I enable the first two on every single site. Cheap insurance that pays off.
Advanced URL Cleanup: Only Touch These If You Know What You’re Doing
These are the expert-level 301 redirects for query strings:
- Optimize Google Analytics utm tracking parameters → On if you use UTMs. Turns ugly ?utm_ links into cleaner # versions.
- Remove unregistered URL parameters → On for most sites. Strips junk while keeping the important ones like gclid.
Just test thoroughly first. I only activate them after double-checking that no plugin relies on custom parameters.
The best Yoast SEO Crawl Optimization Settings Checklist for Most Sites in 2026
Copy this and you’ll be set for 95% of WordPress sites:
| Section | What I Recommend | Any Exceptions? |
|---|---|---|
| Remove unwanted metadata | All toggles ON | None |
| Disable unwanted content formats | Almost everything ON | Keep global feed only if you love RSS |
| Remove unused resources | Both ON | None |
| Block unwanted bots | All AI bots ON | Using Google Ads?

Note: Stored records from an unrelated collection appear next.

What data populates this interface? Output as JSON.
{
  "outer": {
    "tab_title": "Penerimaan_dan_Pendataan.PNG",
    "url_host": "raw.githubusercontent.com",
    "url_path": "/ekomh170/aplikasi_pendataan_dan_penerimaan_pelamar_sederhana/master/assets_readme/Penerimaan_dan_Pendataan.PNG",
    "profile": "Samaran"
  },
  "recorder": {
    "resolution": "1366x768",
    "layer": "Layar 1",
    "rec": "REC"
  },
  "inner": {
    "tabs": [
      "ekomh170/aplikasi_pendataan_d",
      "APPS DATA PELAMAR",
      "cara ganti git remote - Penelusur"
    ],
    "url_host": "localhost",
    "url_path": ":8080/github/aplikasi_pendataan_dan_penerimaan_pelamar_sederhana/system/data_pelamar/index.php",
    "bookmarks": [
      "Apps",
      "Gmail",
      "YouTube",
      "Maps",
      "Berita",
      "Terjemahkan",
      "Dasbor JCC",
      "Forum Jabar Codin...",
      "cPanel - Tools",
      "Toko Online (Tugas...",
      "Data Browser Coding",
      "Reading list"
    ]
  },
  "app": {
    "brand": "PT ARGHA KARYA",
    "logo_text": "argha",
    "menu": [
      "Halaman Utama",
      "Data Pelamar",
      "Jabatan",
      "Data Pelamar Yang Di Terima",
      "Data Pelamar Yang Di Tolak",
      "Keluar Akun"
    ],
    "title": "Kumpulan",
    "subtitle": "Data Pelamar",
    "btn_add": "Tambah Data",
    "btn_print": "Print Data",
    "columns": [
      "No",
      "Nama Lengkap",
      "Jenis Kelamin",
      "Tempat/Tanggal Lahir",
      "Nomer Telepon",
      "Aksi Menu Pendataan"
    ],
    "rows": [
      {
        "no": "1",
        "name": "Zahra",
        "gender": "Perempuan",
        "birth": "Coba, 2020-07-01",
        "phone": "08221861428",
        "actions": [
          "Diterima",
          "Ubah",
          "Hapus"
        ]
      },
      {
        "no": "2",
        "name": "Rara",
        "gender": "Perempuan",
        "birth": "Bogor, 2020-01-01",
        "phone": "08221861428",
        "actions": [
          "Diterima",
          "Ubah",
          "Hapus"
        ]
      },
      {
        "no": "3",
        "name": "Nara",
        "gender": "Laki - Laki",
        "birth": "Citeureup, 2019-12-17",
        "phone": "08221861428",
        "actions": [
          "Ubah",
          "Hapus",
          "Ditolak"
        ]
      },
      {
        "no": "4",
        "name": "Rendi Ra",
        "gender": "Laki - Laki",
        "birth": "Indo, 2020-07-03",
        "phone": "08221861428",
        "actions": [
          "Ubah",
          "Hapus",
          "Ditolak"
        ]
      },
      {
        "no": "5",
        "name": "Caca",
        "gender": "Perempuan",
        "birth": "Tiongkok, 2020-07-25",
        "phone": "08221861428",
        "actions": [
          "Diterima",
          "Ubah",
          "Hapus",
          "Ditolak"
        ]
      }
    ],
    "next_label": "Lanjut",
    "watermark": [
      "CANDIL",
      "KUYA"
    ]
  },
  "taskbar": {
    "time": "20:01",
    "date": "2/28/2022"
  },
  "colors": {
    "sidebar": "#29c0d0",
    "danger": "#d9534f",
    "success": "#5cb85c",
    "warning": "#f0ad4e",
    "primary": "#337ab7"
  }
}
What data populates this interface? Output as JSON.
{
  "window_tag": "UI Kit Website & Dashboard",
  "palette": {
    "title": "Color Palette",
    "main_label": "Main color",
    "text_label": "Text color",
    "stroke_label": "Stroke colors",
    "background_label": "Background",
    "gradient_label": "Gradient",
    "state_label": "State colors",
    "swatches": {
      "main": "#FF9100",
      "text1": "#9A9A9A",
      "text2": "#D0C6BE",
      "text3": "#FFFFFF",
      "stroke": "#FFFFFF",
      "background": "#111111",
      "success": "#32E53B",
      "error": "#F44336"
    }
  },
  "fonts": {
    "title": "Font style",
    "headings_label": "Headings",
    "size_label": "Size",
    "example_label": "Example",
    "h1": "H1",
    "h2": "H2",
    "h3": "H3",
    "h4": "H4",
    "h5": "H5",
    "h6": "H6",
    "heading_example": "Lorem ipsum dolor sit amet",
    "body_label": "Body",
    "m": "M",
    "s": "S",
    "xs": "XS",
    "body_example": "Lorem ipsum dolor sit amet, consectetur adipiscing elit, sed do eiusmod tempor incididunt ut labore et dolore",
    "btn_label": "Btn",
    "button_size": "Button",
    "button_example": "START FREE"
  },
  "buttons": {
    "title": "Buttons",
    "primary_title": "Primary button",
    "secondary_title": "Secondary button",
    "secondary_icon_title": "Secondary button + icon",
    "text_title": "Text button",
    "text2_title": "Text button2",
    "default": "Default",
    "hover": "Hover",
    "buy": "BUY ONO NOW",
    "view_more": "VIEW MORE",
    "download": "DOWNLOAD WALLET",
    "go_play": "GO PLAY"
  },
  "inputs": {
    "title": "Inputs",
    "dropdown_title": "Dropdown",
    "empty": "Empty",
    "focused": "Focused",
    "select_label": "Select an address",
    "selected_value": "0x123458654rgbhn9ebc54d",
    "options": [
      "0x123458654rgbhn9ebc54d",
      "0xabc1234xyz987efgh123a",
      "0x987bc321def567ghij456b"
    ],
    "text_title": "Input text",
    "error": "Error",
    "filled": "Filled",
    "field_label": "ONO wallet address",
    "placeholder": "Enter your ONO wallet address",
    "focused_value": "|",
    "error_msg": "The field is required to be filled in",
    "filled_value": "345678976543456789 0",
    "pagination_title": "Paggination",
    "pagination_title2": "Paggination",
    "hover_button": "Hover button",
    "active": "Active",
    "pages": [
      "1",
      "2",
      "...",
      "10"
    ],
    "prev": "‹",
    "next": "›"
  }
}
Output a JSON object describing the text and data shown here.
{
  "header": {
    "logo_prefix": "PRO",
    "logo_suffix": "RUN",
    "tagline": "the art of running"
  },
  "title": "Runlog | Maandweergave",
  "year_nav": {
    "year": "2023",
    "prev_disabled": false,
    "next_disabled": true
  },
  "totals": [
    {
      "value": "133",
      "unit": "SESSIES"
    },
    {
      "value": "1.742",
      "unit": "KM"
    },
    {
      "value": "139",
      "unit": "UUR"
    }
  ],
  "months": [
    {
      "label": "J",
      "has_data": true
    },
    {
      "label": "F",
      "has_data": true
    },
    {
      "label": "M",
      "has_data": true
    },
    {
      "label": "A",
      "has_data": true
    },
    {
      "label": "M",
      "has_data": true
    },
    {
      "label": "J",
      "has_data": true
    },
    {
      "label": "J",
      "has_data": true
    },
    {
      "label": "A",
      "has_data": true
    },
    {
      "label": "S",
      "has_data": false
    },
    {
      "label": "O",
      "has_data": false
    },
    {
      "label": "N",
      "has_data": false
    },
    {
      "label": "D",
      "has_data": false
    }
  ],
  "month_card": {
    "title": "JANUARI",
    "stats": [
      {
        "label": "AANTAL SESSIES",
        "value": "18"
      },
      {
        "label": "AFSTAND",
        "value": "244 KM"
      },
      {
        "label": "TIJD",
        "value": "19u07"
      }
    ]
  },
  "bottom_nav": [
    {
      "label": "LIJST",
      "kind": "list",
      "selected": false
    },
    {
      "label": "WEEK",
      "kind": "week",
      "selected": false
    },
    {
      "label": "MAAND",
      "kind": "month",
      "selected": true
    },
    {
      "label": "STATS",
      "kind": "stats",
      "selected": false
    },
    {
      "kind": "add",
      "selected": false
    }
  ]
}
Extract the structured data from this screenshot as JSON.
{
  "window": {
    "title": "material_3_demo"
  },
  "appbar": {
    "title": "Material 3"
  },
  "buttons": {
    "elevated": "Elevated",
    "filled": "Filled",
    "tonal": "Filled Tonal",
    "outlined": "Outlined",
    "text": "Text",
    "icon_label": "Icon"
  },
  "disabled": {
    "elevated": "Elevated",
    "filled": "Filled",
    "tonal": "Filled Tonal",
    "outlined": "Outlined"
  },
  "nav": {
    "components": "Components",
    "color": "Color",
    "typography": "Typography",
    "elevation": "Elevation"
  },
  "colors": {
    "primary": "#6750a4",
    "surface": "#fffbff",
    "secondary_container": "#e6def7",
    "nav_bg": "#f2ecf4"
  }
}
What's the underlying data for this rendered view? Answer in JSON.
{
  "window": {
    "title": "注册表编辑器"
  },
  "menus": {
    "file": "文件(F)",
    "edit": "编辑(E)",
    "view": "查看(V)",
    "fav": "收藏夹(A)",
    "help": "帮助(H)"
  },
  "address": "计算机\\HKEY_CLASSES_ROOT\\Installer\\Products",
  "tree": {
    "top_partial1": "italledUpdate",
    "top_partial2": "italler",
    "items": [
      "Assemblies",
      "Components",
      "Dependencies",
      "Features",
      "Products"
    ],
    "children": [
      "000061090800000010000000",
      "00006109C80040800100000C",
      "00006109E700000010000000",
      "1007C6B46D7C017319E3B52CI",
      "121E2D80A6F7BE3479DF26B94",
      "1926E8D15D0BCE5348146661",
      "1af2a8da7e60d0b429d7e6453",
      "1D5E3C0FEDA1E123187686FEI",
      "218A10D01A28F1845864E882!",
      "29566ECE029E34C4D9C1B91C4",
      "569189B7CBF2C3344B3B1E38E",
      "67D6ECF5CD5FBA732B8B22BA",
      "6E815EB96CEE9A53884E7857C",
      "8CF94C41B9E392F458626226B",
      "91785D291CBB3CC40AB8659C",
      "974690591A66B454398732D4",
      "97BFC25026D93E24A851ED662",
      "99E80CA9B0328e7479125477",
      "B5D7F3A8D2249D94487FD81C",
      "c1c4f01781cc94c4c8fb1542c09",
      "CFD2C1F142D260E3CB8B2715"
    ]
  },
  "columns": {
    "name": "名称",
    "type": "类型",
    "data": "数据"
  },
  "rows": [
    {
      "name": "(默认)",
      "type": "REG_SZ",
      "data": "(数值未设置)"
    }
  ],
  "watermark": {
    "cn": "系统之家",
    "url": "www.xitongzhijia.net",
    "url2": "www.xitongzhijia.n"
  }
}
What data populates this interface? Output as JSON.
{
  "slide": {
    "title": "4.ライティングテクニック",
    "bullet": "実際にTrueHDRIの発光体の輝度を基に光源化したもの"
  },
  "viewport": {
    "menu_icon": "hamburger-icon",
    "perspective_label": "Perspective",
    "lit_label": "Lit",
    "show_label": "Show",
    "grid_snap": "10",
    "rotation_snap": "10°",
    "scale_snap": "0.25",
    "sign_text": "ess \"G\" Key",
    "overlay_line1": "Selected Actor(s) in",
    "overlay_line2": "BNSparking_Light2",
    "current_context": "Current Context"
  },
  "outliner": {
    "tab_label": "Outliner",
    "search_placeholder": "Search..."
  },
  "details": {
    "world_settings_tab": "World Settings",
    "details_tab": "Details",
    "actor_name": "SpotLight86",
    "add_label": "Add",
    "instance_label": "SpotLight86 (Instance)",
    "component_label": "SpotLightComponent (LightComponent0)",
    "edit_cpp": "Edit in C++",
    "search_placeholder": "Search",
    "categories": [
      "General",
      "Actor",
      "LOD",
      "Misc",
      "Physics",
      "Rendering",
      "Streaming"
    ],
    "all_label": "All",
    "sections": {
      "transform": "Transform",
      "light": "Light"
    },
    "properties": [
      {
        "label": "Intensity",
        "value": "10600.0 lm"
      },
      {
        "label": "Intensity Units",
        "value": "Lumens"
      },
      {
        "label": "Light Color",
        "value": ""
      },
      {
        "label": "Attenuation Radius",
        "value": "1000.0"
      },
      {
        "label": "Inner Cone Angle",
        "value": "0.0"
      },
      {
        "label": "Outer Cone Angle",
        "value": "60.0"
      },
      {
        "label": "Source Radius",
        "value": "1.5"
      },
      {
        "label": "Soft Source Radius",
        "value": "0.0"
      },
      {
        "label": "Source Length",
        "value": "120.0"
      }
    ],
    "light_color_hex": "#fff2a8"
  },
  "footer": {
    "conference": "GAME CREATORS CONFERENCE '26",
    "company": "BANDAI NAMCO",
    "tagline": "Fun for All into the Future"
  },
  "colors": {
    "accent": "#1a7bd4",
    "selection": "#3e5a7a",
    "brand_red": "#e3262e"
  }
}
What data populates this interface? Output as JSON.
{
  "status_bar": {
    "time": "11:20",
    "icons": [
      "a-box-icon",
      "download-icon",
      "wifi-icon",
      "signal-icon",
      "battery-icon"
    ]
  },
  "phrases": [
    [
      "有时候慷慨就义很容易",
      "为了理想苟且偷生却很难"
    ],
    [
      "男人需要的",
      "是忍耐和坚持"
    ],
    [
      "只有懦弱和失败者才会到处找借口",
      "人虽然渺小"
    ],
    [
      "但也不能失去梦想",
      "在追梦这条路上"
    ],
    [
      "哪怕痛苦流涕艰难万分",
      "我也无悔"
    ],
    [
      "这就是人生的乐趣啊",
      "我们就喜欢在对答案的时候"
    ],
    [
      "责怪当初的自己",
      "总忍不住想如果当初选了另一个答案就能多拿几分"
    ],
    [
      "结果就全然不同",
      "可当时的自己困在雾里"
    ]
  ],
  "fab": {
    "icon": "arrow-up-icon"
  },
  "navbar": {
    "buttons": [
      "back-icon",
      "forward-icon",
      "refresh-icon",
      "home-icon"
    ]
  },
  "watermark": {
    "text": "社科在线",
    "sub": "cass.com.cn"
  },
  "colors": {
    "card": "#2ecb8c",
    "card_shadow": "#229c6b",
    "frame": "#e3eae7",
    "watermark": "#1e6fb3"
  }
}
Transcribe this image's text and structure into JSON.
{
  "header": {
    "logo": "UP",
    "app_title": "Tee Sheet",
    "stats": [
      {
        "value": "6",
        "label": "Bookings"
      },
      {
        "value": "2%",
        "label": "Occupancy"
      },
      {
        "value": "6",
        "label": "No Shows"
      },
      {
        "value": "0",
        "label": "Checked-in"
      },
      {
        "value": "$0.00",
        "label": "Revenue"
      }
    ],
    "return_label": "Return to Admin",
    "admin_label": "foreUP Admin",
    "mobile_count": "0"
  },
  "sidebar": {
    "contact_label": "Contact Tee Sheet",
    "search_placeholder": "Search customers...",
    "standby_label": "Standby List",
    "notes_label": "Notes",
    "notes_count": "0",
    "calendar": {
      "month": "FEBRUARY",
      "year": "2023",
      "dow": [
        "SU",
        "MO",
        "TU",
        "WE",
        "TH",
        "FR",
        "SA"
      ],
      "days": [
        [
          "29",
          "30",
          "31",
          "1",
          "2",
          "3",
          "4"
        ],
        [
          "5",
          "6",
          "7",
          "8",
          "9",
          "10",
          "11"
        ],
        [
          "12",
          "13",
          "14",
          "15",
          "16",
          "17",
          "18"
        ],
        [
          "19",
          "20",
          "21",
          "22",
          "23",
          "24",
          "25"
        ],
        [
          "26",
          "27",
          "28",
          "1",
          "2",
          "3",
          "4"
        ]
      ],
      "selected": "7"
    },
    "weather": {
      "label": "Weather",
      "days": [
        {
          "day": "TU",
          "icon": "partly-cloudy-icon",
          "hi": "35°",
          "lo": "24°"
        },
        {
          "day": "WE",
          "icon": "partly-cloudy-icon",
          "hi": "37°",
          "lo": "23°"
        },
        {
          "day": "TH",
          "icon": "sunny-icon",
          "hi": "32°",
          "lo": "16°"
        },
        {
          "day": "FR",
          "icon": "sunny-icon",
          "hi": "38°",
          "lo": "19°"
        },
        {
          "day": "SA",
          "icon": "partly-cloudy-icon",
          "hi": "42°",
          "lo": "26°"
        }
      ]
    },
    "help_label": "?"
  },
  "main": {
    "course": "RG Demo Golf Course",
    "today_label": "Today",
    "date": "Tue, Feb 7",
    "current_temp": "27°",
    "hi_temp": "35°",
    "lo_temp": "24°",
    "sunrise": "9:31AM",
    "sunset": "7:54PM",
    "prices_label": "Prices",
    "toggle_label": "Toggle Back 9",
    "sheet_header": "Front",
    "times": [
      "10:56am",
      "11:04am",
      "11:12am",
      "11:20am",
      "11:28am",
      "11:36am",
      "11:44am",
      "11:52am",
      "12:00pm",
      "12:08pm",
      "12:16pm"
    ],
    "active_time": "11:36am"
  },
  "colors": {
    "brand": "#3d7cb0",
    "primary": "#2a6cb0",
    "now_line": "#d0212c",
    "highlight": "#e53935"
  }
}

Leave AdsBot OFF |
| Internal site search cleanup | Filter + Redirect ON | None |
| Advanced URL cleanup | Both ON (test first) | Custom query users |
After you save, clear your cache, resubmit your sitemap in Search Console, and keep an eye on things for a couple of weeks. You’ll be amazed how much cleaner the crawl reports look.
Ready to Make Your Site Lean, Fast, and Future-Proof?
Just head over to Yoast SEO → Settings → Advanced → Crawl optimization right now. Flip the switches I mentioned, hit save, and you’re done.
Whether you run a small blog, a local business site, or anything in between, these changes will make Google happier and your hosting bills a little lighter.
Got a unique setup with heavy API use or custom post types? Drop it in the comments below and I’ll give you a personalized tweak list no charge. Your site deserves to run at its best.
FAQ: Everything You Need to Know About Yoast Crawl Optimization
Which Yoast crawl optimization settings should I enable for a normal blog or small business site?
Enable every metadata removal, kill almost all the extra feeds (keep your main RSS only if you use it), turn on emoji and JSON API cleanup, block the AI bots, and activate the search filters. Skip AdsBot only if you run Google Ads.
Will turning on these Yoast settings hurt my Google rankings?
Not at all. I’ve never seen it happen in 15+ years, and Yoast themselves say these only remove low-value stuff so your real content gets crawled better.
Should I block AI bots like GPTBot and Google-Extended?
Yes unless you specifically want your content used for AI training. It has zero impact on normal Google Search.
Where exactly do I find these crawl settings in Yoast SEO?
Dashboard → Yoast SEO → Settings → Advanced → Crawl optimization. Everything is nicely grouped.
Can these really improve page speed and help the environment?
100%. Less bloat means faster loads and fewer wasted server requests. Every little bit counts.
What if I accidentally break something can I fix it fast?
Totally. Just flip the toggles back off. I always suggest a quick backup before big changes, but these have never broken any site I’ve worked on when used sensibly.
Do I still need these if I already use a caching plugin like WP Rocket?
Yes. Caching speeds up delivery, but crawl optimization stops the junk from being created in the first place. They work beautifully together.